Im privaten Kreis kann man sich über Frau Merkels Zitteranfälle austauschen, unter Ärzten auch gerne fachlich. Ob man diese Ferndiagnose dann aber ungefragt herausposaunen sollte, steht auf einem anderen Blatt.
Die Bundeskanzlerin hat in den letzten zwei Wochen nach längerem Stehen zweimal für wenige Minuten am ganzen Körper gezittert. Danach schien sie wieder ganz die Alte.

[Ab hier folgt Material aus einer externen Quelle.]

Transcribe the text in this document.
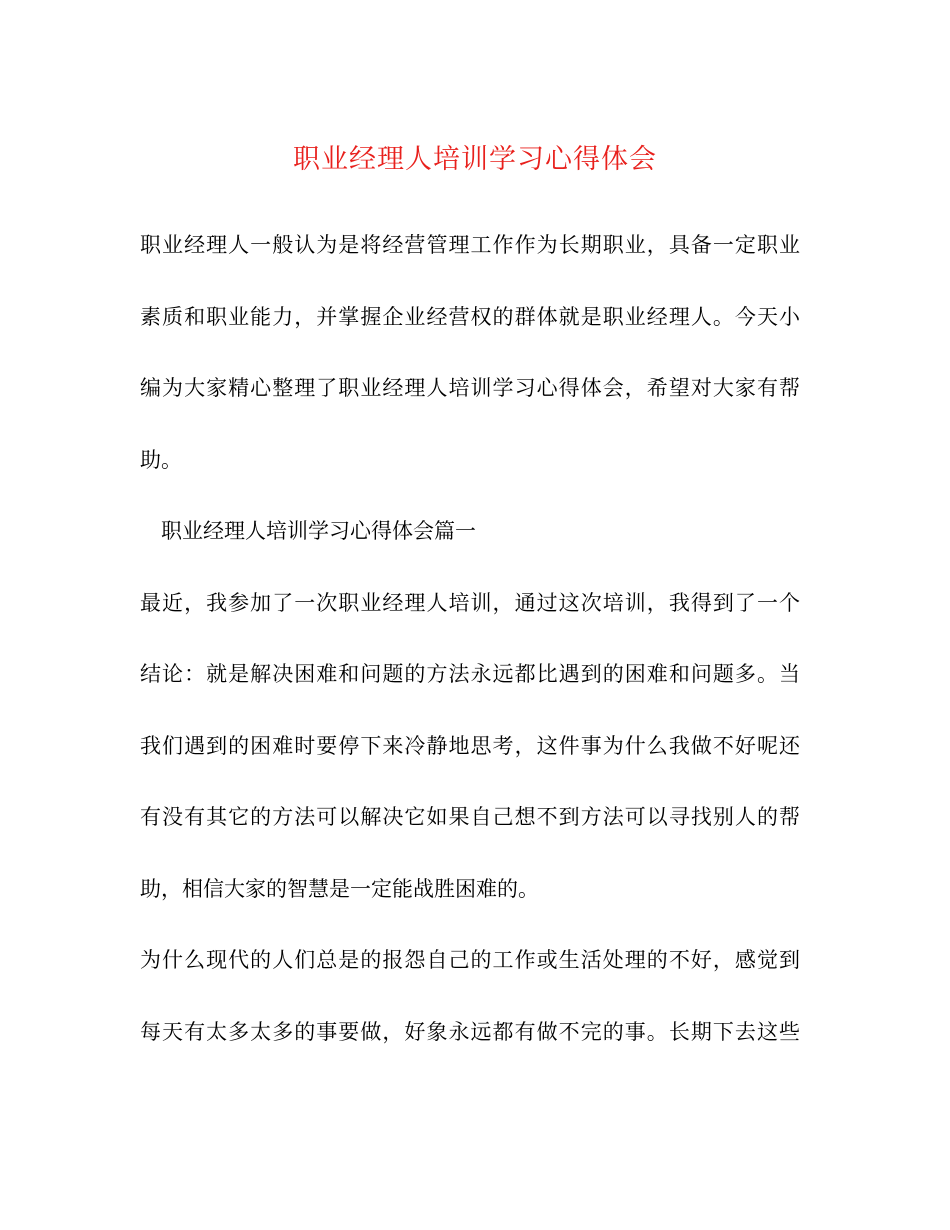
职业经理人培训学习心得体会
职业经理人一般认为是将经营管理工作作为长期职业，具备一定职业
素质和职业能力，并掌握企业经营权的群体就是职业经理人。今天小
编为大家精心整理了职业经理人培训学习心得体会，希望对大家有帮
助。
职业经理人培训学习心得体会篇一
最近，我参加了一次职业经理人培训，通过这次培训，我得到了一个
结论：就是解决困难和问题的方法永远都比遇到的困难和问题多。当
我们遇到的困难时要停下来冷静地思考，这件事为什么我做不好呢还
有没有其它的方法可以解决它如果自己想不到方法可以寻找别人的帮
助，相信大家的智慧是一定能战胜困难的。
为什么现代的人们总是的报怨自己的工作或生活处理的不好，感觉到
每天有太多太多的事要做，好象永远都有做不完的事。长期下去这些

Die DocCheck-Redaktion hat mich nach dem zweiten Ereignis gefragt, ob ich aus neurologischer Sicht dazu Stellung nehmen möchte und könnte. Ich habe zunächst aus dem Impuls heraus abgelehnt, dass ich es generell für nicht seriös halte, aus der Ferne über den Gesundheitszustand anderer zu spekulieren und gar noch der Bundeskanzlerin. Dazu bin ich zuallererst einfach zu sehr klinisch geschult.

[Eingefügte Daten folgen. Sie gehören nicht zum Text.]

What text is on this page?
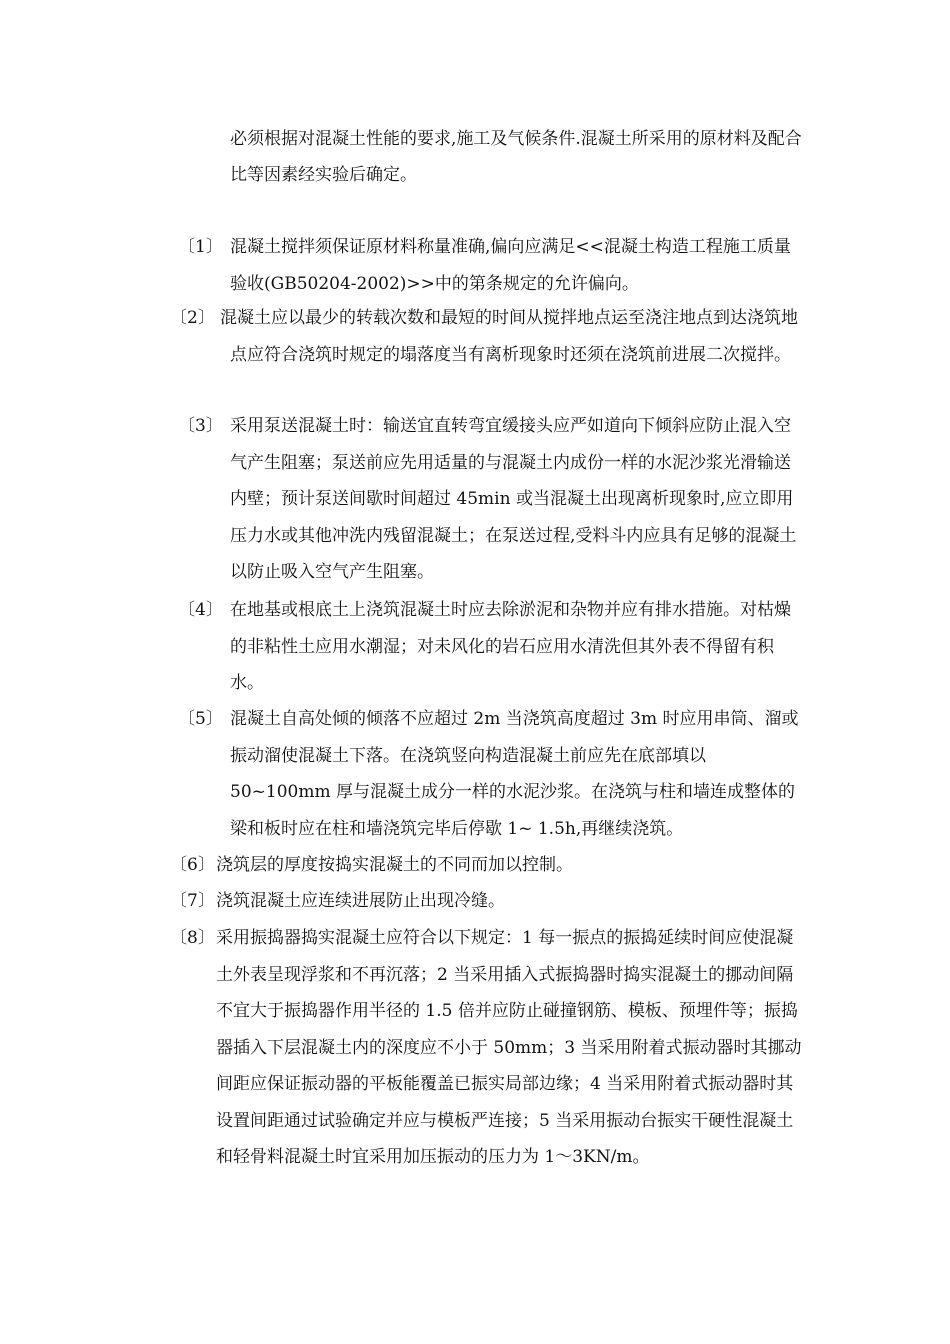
必须根据对混凝土性能的要求,施工及气候条件.混凝土所采用的原材料及配合比等因素经实验后确定。

〔1〕 混凝土搅拌须保证原材料称量准确,偏向应满足<<混凝土构造工程施工质量验收(GB50204-2002)>>中的第条规定的允许偏向。

〔2〕 混凝土应以最少的转载次数和最短的时间从搅拌地点运至浇注地点到达浇筑地点应符合浇筑时规定的塌落度当有离析现象时还须在浇筑前进展二次搅拌。

〔3〕 采用泵送混凝土时：输送宜直转弯宜缓接头应严如道向下倾斜应防止混入空气产生阻塞；泵送前应先用适量的与混凝土内成份一样的水泥沙浆光滑输送内壁；预计泵送间歇时间超过 45min 或当混凝土出现离析现象时,应立即用压力水或其他冲洗内残留混凝土；在泵送过程,受料斗内应具有足够的混凝土以防止吸入空气产生阻塞。

〔4〕 在地基或根底土上浇筑混凝土时应去除淤泥和杂物并应有排水措施。对枯燥的非粘性土应用水潮湿；对未风化的岩石应用水清洗但其外表不得留有积水。

〔5〕 混凝土自高处倾的倾落不应超过 2m 当浇筑高度超过 3m 时应用串筒、溜或振动溜使混凝土下落。在浇筑竖向构造混凝土前应先在底部填以 50~100mm 厚与混凝土成分一样的水泥沙浆。在浇筑与柱和墙连成整体的梁和板时应在柱和墙浇筑完毕后停歇 1~ 1.5h,再继续浇筑。

〔6〕 浇筑层的厚度按捣实混凝土的不同而加以控制。

〔7〕 浇筑混凝土应连续进展防止出现冷缝。

〔8〕 采用振捣器捣实混凝土应符合以下规定：1 每一振点的振捣延续时间应使混凝土外表呈现浮浆和不再沉落；2 当采用插入式振捣器时捣实混凝土的挪动间隔 不宜大于振捣器作用半径的 1.5 倍并应防止碰撞钢筋、模板、预埋件等；振捣器插入下层混凝土内的深度应不小于 50mm；3 当采用附着式振动器时其挪动间距应保证振动器的平板能覆盖已振实局部边缘；4 当采用附着式振动器时其设置间距通过试验确定并应与模板严连接；5 当采用振动台振实干硬性混凝土和轻骨料混凝土时宜采用加压振动的压力为 1～3KN/m。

Es ist nämlich schlicht so, dass im Fall der Bundeskanzlerin weder mir noch anderen ärztlichen Kollegen, die anamnestischen Daten und der körperliche Befund zur Verfügung stehen, die beiden wesentlichen Informationssäulen, um zu einer Arbeitsdiagnose zu gelangen. Ich glaube auch, dass man davon ausgehen kann, dass die Bundeskanzlerin medizinisch in den professionellsten Händen ist. Insofern ist Schweigen hier allemal besser.
Deshalb wird an dieser Stelle von meiner Seite auch keine propädeutisch-differentialdiagnostische Erörterung der möglichen Ursachen für das Zittern der Bundeskanzlerin oder von Zittern generell erfolgen. Es ist möglich, dass hinter den Vorfällen mehr steckt als ein vorübergehender Zustand des Unpässlichseins. Das wird sich zeigen.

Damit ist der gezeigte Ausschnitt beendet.